I stride towards the chapel, the room we use for church, and empty my pockets into the box outside the door before stepping inside. Rav is already seated at the head of the table. Fury is sitting straight backed to his left-hand side, his eyes distant, as usual.

I move to my chair, pulling it out and taking a seat.

The others arrive almost at the same time, Day, Whizz and Levi all taking their seats after Titch locks the doors behind him and claims his own chair.

Rav gets straight into business. “Any luck finding Blackwood’s men?”

“Nope,” Levi mutters. “They’re slippery motherfuckers. They ain’t been seen since the last report of them being in town.”

Fire licks through my gut. The longer they’re out there unchecked the more fear I feel. I need my girl safe.

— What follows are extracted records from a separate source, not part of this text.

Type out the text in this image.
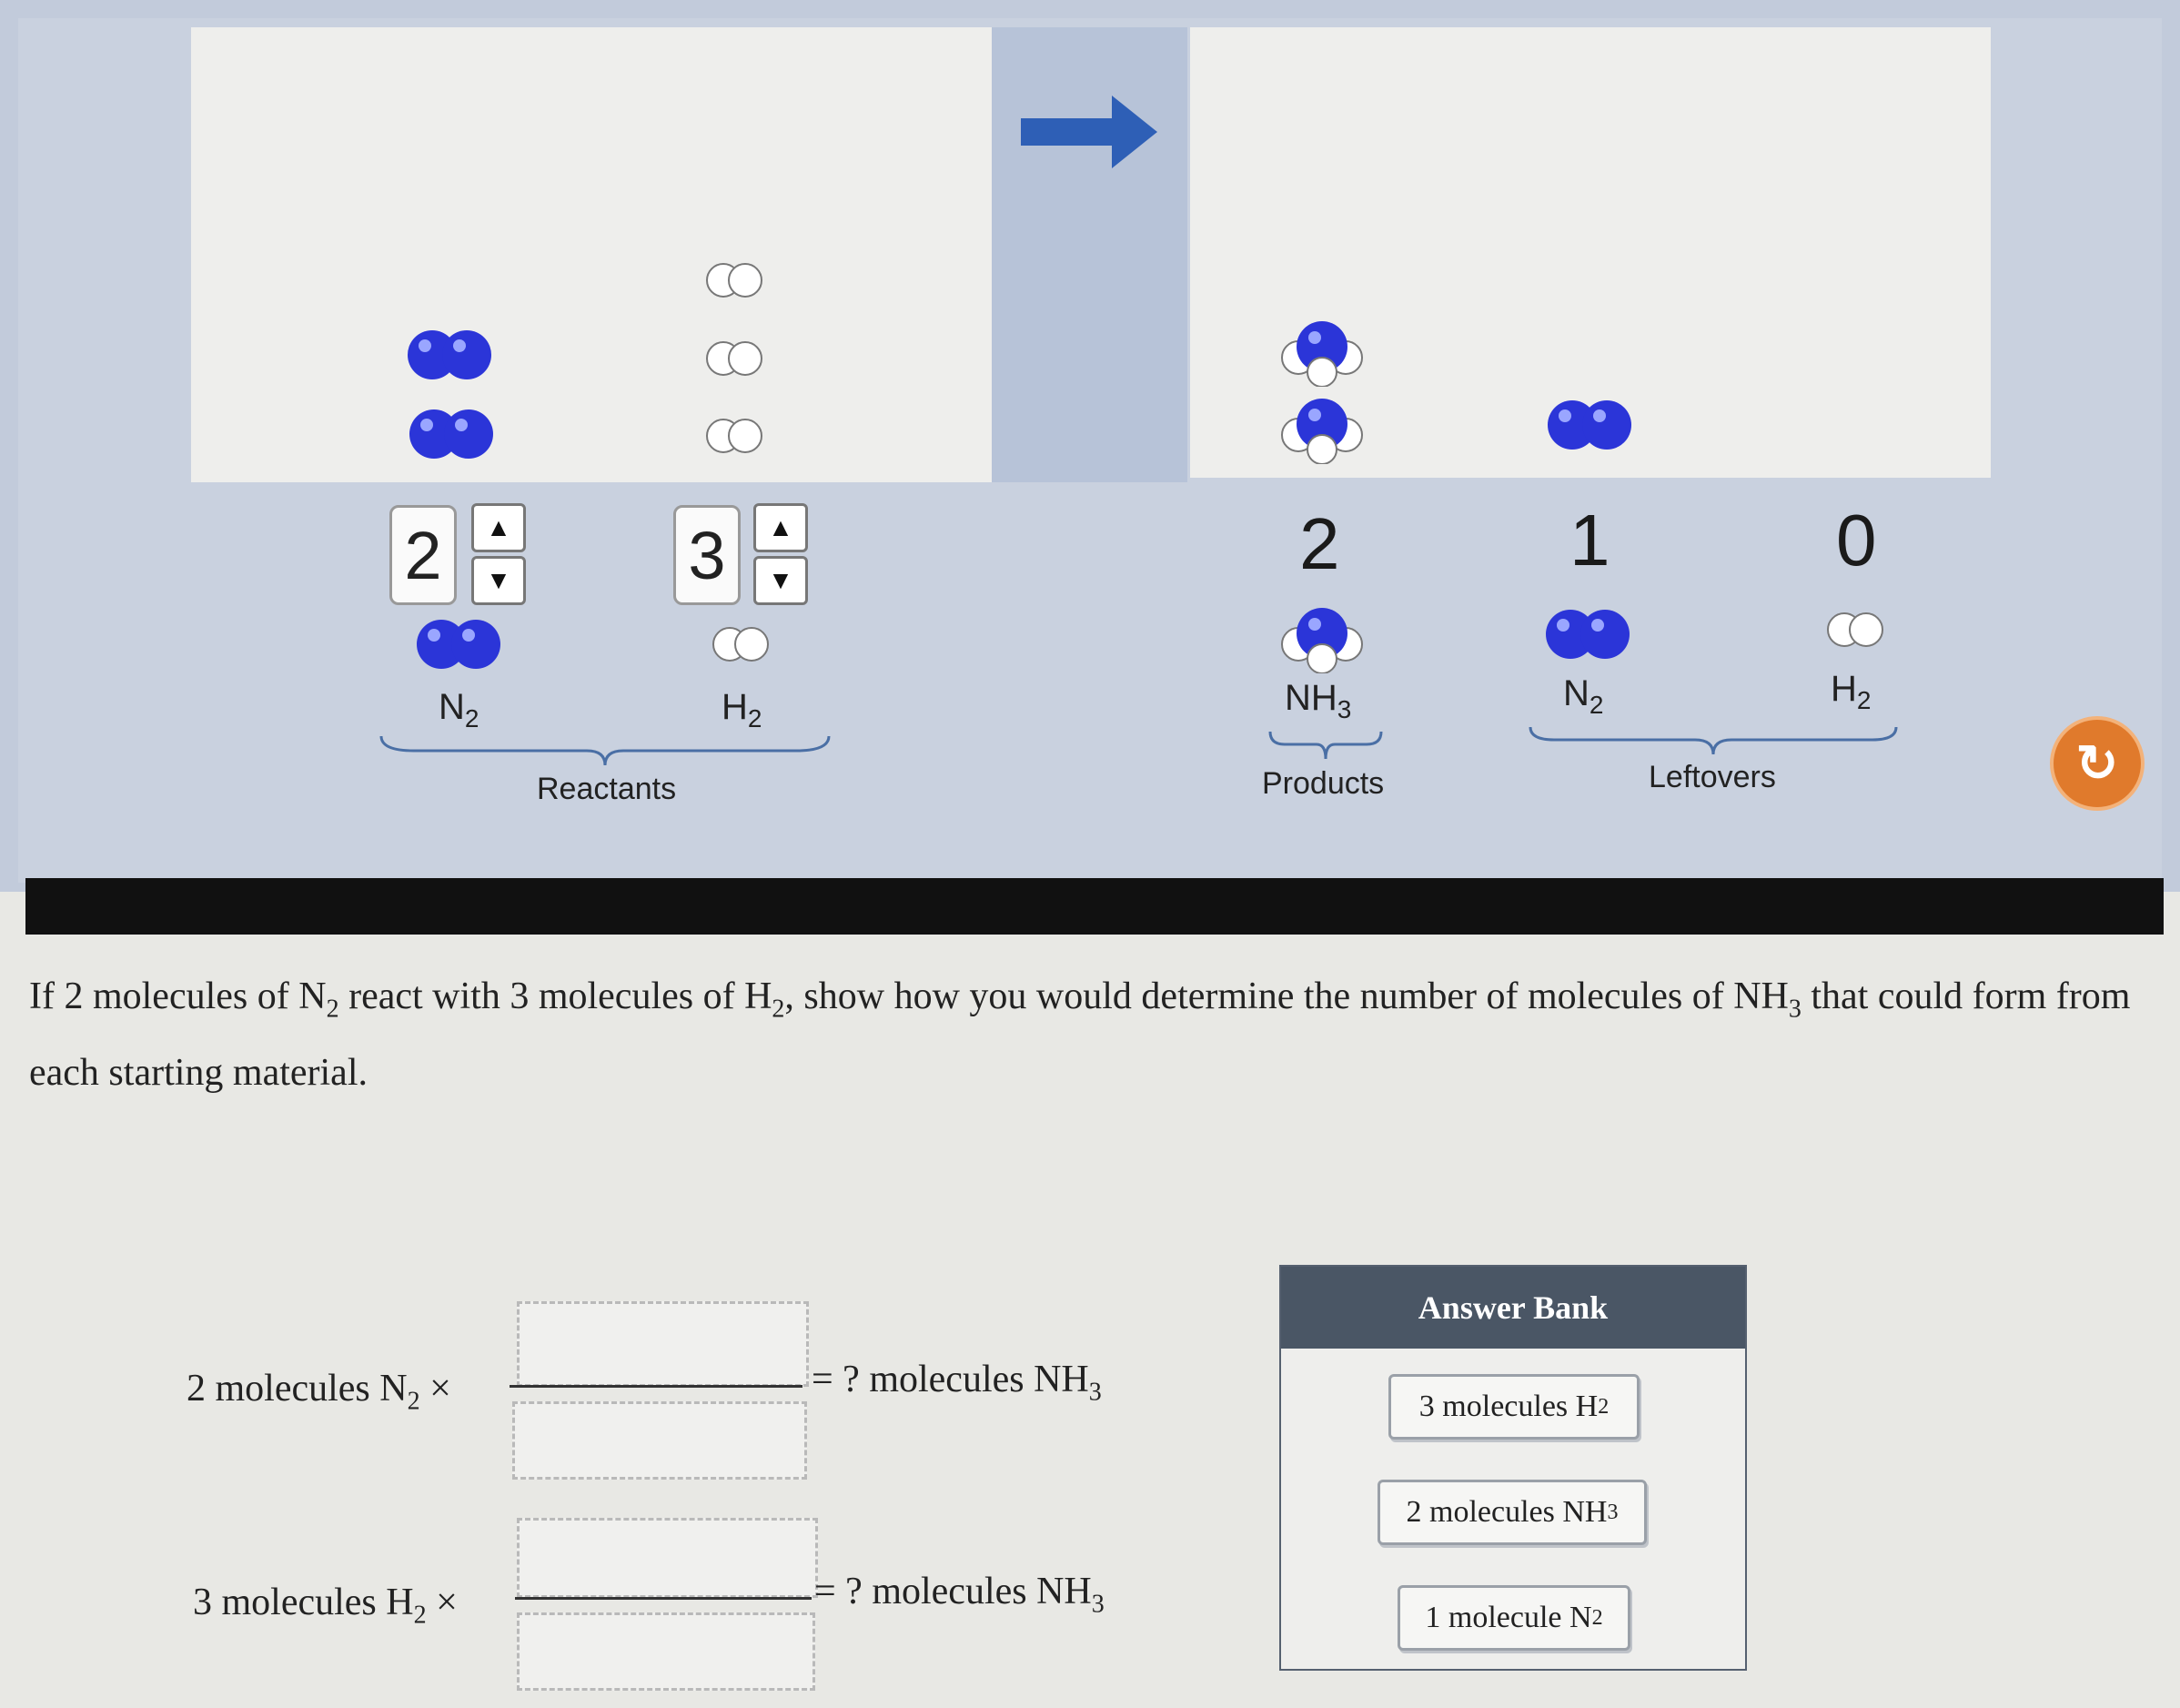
2	▲
▼
$N_2$
3	▲
▼
$H_2$
Reactants
2
$NH_3$
Products
1
$N_2$
0
$H_2$
Leftovers	↻
If 2 molecules of $N_2$ react with 3 molecules of $H_2$, show how you would determine the number of molecules of $NH_3$ that could form from each starting material.
2 molecules $N_2$ ×	= ? molecules $NH_3$
3 molecules $H_2$ ×	= ? molecules $NH_3$
Answer Bank
3 molecules H 2
2 molecules NH 3
1 molecule N 2
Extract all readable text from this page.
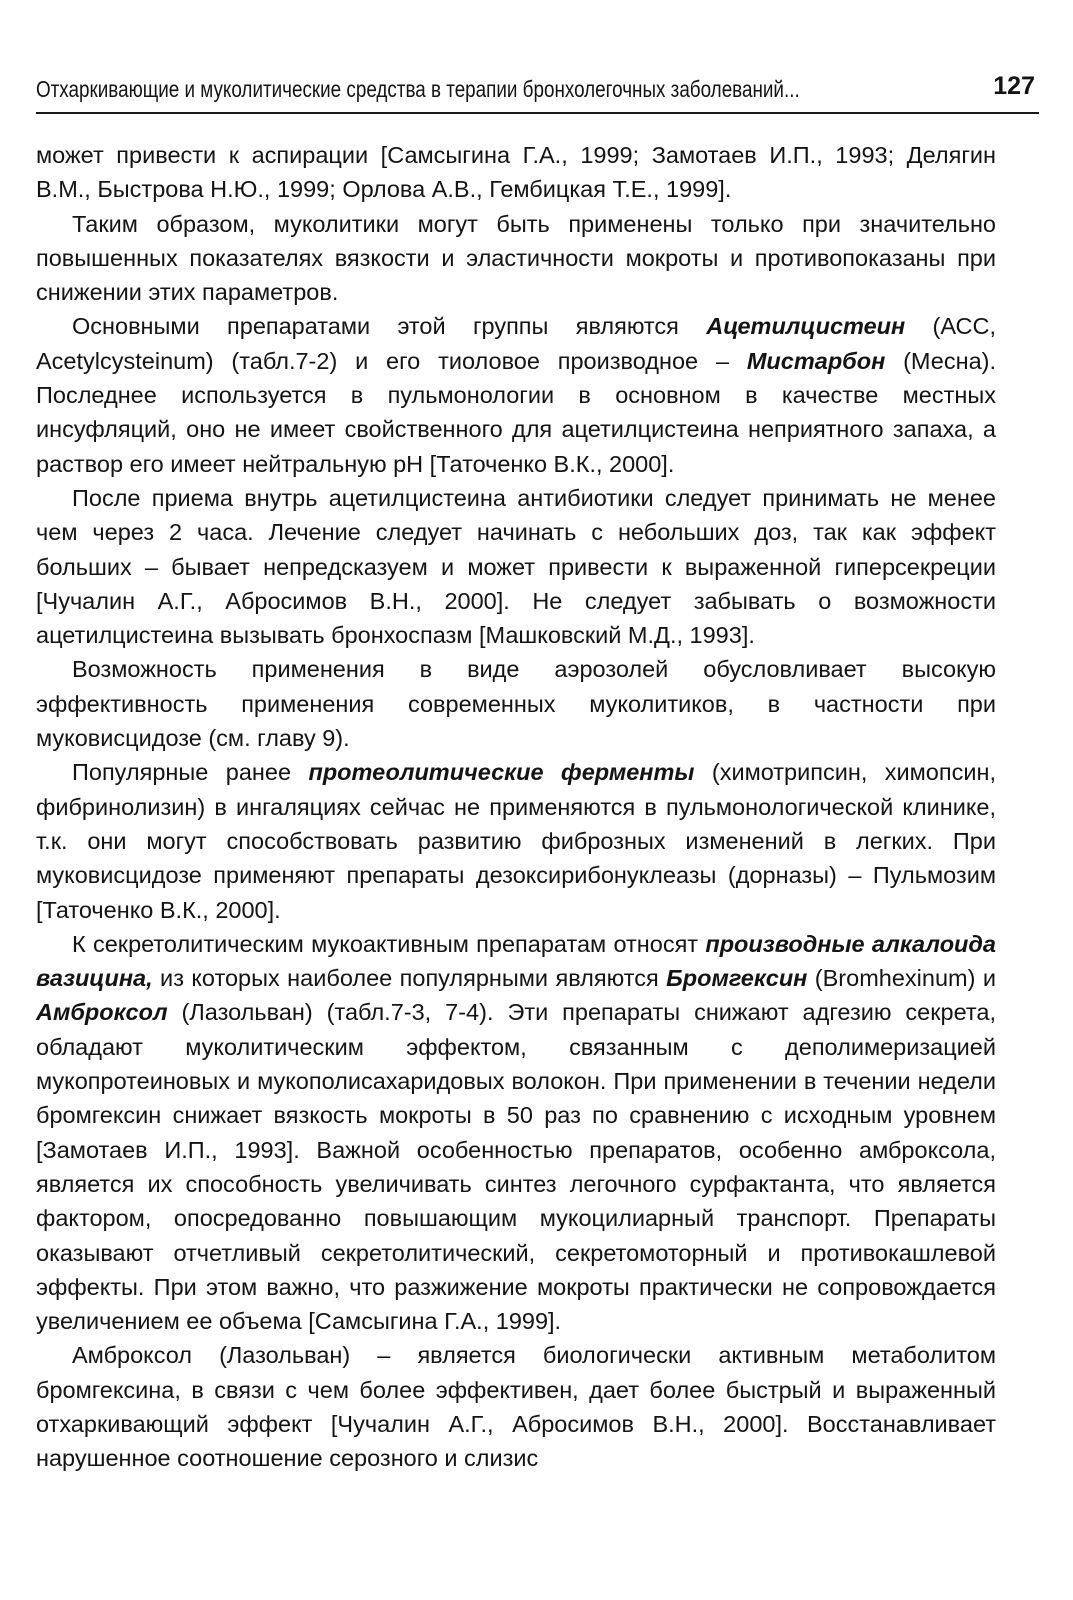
Отхаркивающие и муколитические средства в терапии бронхолегочных заболеваний...	127

может привести к аспирации [Самсыгина Г.А., 1999; Замотаев И.П., 1993; Делягин В.М., Быстрова Н.Ю., 1999; Орлова А.В., Гембицкая Т.Е., 1999].

Таким образом, муколитики могут быть применены только при значительно повышенных показателях вязкости и эластичности мокроты и противопоказаны при снижении этих параметров.

Основными препаратами этой группы являются Ацетилцистеин (АСС, Acetylcysteinum) (табл.7-2) и его тиоловое производное – Мистарбон (Месна). Последнее используется в пульмонологии в основном в качестве местных инсуфляций, оно не имеет свойственного для ацетилцистеина неприятного запаха, а раствор его имеет нейтральную pH [Таточенко В.К., 2000].

После приема внутрь ацетилцистеина антибиотики следует принимать не менее чем через 2 часа. Лечение следует начинать с небольших доз, так как эффект больших – бывает непредсказуем и может привести к выраженной гиперсекреции [Чучалин А.Г., Абросимов В.Н., 2000]. Не следует забывать о возможности ацетилцистеина вызывать бронхоспазм [Машковский М.Д., 1993].

Возможность применения в виде аэрозолей обусловливает высокую эффективность применения современных муколитиков, в частности при муковисцидозе (см. главу 9).

Популярные ранее протеолитические ферменты (химотрипсин, химопсин, фибринолизин) в ингаляциях сейчас не применяются в пульмонологической клинике, т.к. они могут способствовать развитию фиброзных изменений в легких. При муковисцидозе применяют препараты дезоксирибонуклеазы (дорназы) – Пульмозим [Таточенко В.К., 2000].

К секретолитическим мукоактивным препаратам относят производные алкалоида вазицина, из которых наиболее популярными являются Бромгексин (Bromhexinum) и Амброксол (Лазольван) (табл.7-3, 7-4). Эти препараты снижают адгезию секрета, обладают муколитическим эффектом, связанным с деполимеризацией мукопротеиновых и мукополисахаридовых волокон. При применении в течении недели бромгексин снижает вязкость мокроты в 50 раз по сравнению с исходным уровнем [Замотаев И.П., 1993]. Важной особенностью препаратов, особенно амброксола, является их способность увеличивать синтез легочного сурфактанта, что является фактором, опосредованно повышающим мукоцилиарный транспорт. Препараты оказывают отчетливый секретолитический, секретомоторный и противокашлевой эффекты. При этом важно, что разжижение мокроты практически не сопровождается увеличением ее объема [Самсыгина Г.А., 1999].

Амброксол (Лазольван) – является биологически активным метаболитом бромгексина, в связи с чем более эффективен, дает более быстрый и выраженный отхаркивающий эффект [Чучалин А.Г., Абросимов В.Н., 2000]. Восстанавливает нарушенное соотношение серозного и слизис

Rav leans forwards, gripping the table edge until his knuckles whiten. I can see the frustration rolling through him. I recognise it because it’s the same frustration that is steaming through me. I hate not knowing what those cunts are doing in town. It’s a prelude to fucking war them being on our patch without permission.

“I wonder if it’s time to reach out to Blackwood and tell him we know his guys are here,” Whizz says.

“It’s way past time to send a fucking message,” Levi jumps in, his eyes sliding around the table. “We let this stand and soon we’ll have every fucker thinking they can just ride on through our territory unchecked.”

Rav considers this, his knuckles scraping over the table as his eyes go distant.

“You’re right. It’s time. I can’t figure out what those fuckers are doing here, so let’s just fucking ask Blackwood, see what that fancy fucker has to say.”

“What about this shit with Lucy?” Day interjects, tapping his fingers on the table before pulling his pack of cigarettes out. He puts one between his lips and lights it before asking, “We found the men who tried to kill her yet?”

My jaw clenches, my teeth hurting under the pressure. Even the thought of what they tried to do to her makes homicidal rage pump through my veins.

Titch leans forwards on the table and clasps his hands together. “Still can’t turn up shit on the boss. I’m telling you, this bastard doesn’t have any dirt on him. He’s a fucking saint. Lived a good life, donates to charity. Him and his wife take in foster kids.”